Elas se conheceram no final de 1921.

Bella estava fazendo compras a pedido de René, comprando-lhe alguns metros dos tecidos novos que haviam chegado de Nova York. Ela não era uma grande apaixonada por moda, apesar de sempre estar muito bem-apresentada; logo, estava entediada, apenas rabiscando na sua caderneta os preços e analisando se valia a pena desperdiçar tanto dinheiro. Era difícil compreender para que tanta seda e veludo, como se algodão fosse um tecido quase pecaminoso. A outra moça, que admirava as peças estampadas, esbarrou em Isabella enquanto planejava mover-se até a outra secção da loja. Isabella olhara-a com surpresa, sentindo seu coração pulsar com uma admiração inesperada: a pequena mulher a sua frente era linda, divina. Usava um vestido vermelho, de mangas anjo e de cós baixo, cobrindo-lhe até metade da panturrilha; um chapéu floppy, imenso e preto, pendia de sua cabeça. E, para deixar-lhe mais luxuosa ainda, tinha um lenço atravessando-lhe as costas e braços. Seu nome era Alice Brandon.

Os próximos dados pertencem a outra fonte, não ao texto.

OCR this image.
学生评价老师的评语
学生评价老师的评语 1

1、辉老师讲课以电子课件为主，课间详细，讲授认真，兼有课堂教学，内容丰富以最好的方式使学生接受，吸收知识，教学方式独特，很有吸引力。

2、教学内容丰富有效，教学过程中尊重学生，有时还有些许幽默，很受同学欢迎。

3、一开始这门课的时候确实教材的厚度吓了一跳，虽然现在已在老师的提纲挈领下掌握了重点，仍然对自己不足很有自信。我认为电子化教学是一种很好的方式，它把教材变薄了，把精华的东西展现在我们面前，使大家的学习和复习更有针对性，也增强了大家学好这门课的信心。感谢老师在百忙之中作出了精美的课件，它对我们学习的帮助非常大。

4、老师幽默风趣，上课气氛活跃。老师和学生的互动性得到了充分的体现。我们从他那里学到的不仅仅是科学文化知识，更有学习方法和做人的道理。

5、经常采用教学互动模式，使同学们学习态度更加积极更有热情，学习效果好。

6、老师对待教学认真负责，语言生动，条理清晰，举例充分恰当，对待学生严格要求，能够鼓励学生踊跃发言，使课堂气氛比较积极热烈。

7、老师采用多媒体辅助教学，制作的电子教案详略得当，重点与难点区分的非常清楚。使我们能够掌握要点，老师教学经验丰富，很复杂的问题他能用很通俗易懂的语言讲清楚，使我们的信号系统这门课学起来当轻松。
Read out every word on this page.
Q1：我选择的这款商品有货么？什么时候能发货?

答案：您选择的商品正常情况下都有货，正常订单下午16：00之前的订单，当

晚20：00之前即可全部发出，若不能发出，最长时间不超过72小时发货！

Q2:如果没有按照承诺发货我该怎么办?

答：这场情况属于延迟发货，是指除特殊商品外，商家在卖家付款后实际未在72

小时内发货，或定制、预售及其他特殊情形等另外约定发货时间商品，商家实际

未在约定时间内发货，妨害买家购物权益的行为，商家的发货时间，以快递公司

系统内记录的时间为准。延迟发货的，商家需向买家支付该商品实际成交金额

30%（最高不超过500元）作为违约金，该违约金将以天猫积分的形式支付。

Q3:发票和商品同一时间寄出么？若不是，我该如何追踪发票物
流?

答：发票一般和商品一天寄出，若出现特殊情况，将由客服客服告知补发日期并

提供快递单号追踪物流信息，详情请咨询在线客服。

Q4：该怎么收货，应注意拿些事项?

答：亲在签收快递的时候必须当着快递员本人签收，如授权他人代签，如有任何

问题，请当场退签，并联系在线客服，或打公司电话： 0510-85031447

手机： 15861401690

Alice apressou-se em pedir desculpas para Bella, olhando-a com sinceridade: era dona de um par de olhos topázio, brilhantes como o mais belo esmalte. Bella rira, falara que não havia problema. Alice soltara uma risada em alívio e esticou os pés, espiando a caderneta de Bella; no outro instante, dava-lhe conselhos sobre moda e os verdadeiros preços dos tecidos. Na outra semana, se esbarraram novamente — desta vez, no Hospital. E uma terceira vez em uma floricultura. Na quarta vez, Bella sentiu como se o destino estivesse empurrando aquela mulher baixinha para dentro de sua vida; deu-se por cansada e convidou-a para tomar um café. Elas se viam com muita frequência desde então.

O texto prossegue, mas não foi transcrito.